Quante volte ci si sbaglia come mi sono confuso io nell’orario di
partenza e si arriva puntuali all’appuntamento con Dio. Pudico come sono
forse non mi sarei lasciato andare ad effusioni da innamorato, ma
siccome non c’è nessuno afferro il Cristo e gli chiedo mi faccia uscire
dal mio sepolcro. E poi, gli affido il resto dei pellegrini e quei
pellegrini che sono a casa, pellegrini sulle strade feroci della vita in
cerca di un di più, mendicanti di un senso, questuanti qualcuno che
raccolga il proprio pianto. E’ il regalo più bello di questi giorni.

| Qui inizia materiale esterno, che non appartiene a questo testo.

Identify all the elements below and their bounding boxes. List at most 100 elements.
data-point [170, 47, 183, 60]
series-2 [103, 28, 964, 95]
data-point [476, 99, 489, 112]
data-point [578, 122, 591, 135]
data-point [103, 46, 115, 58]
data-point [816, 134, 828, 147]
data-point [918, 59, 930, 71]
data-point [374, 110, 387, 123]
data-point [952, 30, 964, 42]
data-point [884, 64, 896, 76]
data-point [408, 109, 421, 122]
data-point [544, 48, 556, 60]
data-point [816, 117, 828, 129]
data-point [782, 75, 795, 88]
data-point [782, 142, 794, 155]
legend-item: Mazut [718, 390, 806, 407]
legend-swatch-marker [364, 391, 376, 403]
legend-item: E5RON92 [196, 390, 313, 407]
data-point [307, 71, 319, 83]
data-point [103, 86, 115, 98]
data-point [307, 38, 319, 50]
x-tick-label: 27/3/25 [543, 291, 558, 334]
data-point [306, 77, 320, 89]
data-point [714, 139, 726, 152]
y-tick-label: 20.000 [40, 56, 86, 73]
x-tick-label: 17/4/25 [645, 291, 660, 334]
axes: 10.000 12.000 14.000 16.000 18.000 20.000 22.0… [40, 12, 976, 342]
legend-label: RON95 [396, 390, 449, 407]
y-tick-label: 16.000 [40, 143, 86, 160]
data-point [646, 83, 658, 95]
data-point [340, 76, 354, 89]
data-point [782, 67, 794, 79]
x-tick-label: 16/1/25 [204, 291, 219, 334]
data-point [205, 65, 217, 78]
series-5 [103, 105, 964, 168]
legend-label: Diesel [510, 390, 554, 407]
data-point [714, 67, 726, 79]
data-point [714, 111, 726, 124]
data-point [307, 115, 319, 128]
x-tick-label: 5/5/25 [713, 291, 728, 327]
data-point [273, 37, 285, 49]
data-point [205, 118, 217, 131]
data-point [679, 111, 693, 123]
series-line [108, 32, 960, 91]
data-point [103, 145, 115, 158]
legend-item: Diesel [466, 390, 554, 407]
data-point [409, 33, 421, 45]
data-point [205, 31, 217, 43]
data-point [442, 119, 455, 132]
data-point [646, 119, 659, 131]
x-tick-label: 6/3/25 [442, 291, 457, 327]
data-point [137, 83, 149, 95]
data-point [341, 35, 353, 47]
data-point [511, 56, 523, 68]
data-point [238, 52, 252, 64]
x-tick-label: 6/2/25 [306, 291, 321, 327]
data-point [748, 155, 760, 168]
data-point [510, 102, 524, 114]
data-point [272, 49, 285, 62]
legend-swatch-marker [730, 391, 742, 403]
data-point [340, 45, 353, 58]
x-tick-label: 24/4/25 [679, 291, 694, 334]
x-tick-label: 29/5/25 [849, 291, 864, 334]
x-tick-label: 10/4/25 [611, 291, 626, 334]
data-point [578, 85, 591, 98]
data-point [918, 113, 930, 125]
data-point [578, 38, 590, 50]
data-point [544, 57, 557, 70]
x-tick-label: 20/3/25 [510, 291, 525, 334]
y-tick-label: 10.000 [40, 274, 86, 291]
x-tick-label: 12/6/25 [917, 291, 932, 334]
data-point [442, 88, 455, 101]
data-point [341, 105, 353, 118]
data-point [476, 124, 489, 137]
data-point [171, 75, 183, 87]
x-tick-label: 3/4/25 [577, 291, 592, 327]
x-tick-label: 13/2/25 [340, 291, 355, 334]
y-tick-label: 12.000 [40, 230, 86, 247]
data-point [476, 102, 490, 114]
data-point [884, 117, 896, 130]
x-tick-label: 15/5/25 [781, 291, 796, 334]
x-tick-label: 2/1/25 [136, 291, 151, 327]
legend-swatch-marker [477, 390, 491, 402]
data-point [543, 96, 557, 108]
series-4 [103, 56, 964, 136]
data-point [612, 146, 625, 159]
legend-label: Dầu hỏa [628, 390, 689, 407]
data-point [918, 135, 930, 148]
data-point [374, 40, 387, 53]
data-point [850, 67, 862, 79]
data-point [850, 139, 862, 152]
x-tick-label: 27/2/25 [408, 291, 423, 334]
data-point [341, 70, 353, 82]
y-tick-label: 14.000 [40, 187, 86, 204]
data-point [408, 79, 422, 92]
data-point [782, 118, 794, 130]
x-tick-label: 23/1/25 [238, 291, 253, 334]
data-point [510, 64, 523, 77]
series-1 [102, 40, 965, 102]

Inaspettato e delicatissimo.
Quando rientro in albergo tutti sono già nella sala colazione. Le
donne di quelle pagine che prendono il nome di Vangelo dopo aver visto
il sepolcro vuoto e incontrato il Signore rientrano a casa in fretta.
C’è più luce che buio. E raccontano, annunciano, parlano come sanno fare
le donne. Io rimango in silenzio. Faccio colazione e mi preparo a
partire. In fondo, è solo da poco che sono risorto anch’io.